Conflicts and wars cause catastrophic effects on overall human health. When hearing about the crises happening in places like Syria, Yemen, and DRC, we all would understand why diseases in such settings could actually be more than just diseases. In a humanitarian crisis, public health challenges get worse; interventions would have limited effects in preventing/ controlling the spread of diseases. While public health responses cannot solve political instabilities or armed conflicts, they would significantly be disrupted due to factors such as insecurity, terrorism, internal displacement and migration, rights violations, etc. This blog will touch on the roles of international humanitarian law (IHL) and international human rights law (IHRL) in advancing human health needs in international and non-international armed conflict settings.

IHL (also called Law of Armed Conflicts/ Law of War) is a type of international law governing conducts of States and non-State actors as well as situations of both international and non-international armed conflicts. Although IHL and IHRL are interrelated with the protections they confer to human health and wellbeing, IHRL is applicable in all kinds of situations (with the exception of rights subject to the rule of derogation) while IHL comes in to play only when situations reach the level of armed conflict. It, therefore, can be argued that state and non-state actors in armed conflict situations are obliged to respect the human right to health protected under the International Convention on Economic, Social and Cultural Rights. Although IHL does not provide for special regulations for migrants in humanitarian settings, it protects them as civilians in armed conflicts. This leads to the next question – does IHL, being the law governing armed conflicts, cover issues of healthcare services in humanitarian settings and if so, who are the beneficiaries?

IHL tries to protect health in armed conflicts by requiring parties to an armed conflict to “ensure that adequate medical care is provided [without discrimination] to [the wounded and sick] as far as practicable and with the least possible delay”[1]. It demands parties to refrain from causing serious injuries to the bodies or health of the wounded and sick (which otherwise would constitute a war crime) and from denial of medical treatment (constitutes cruel or inhuman treatment).  Parties to an armed conflict are also required to refrain from impeding the provision of care and to facilitate access to the wounded and sick and protect medical personnel.

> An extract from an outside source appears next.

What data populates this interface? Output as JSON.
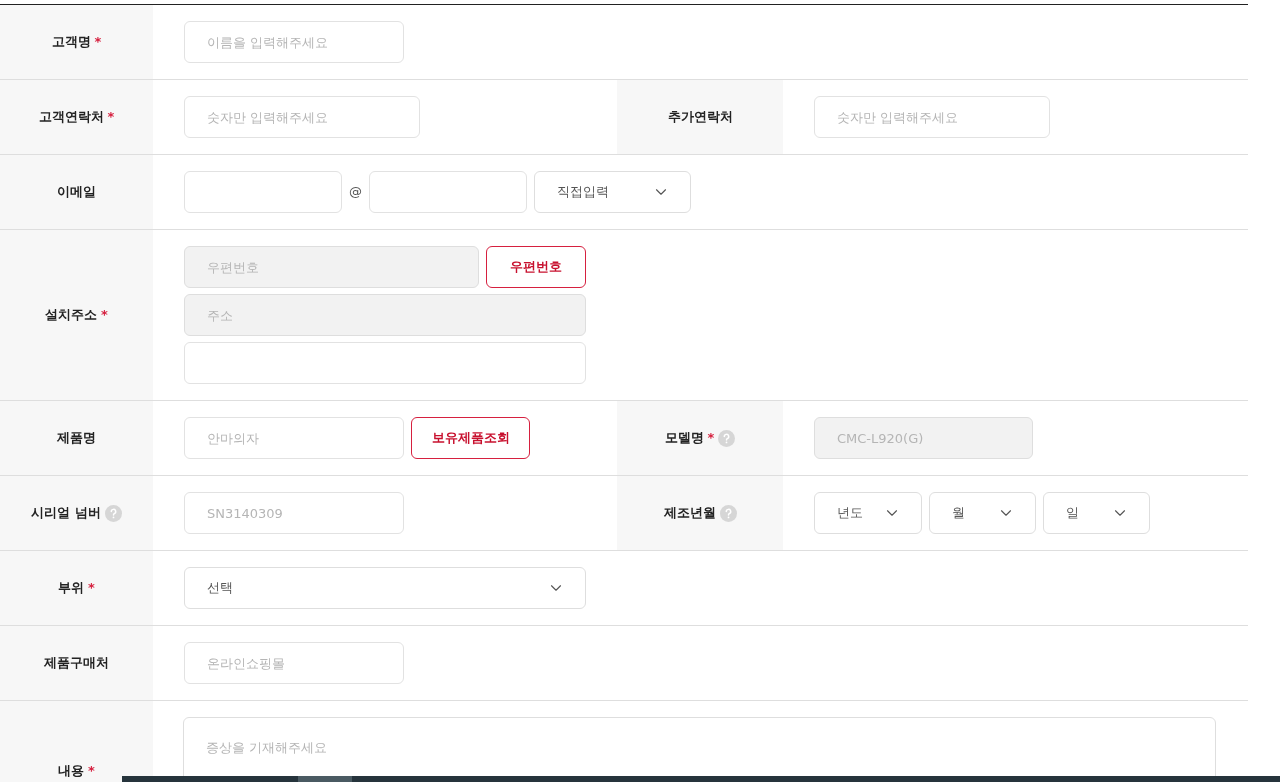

States are required to maintain a functioning healthcare system in place as part of their obligation to fulfill the right to health, including in situations of armed conflicts. Similarly, IHL requires States, “to the fullest extent of the means available, ensure and maintain medical and hospital establishments and services and public health and hygiene, and adopt the prophylactic and preventive measures necessary to combat the spread of contagious diseases and epidemics”.[2] One great advantage for public health, under both IHL and IHRL, is the fact that States cannot justify their failure to fulfill their obligations due to lack of resources. Interestingly, “[even] in cases where resources are extremely limited, [IHL requires States to] adopt low-cost programs that target the most disadvantaged and marginalized members of the population”.[3] For protecting the civilian population, parties to an armed conflict are required to ensure that the necessary humanitarian assistance is provided.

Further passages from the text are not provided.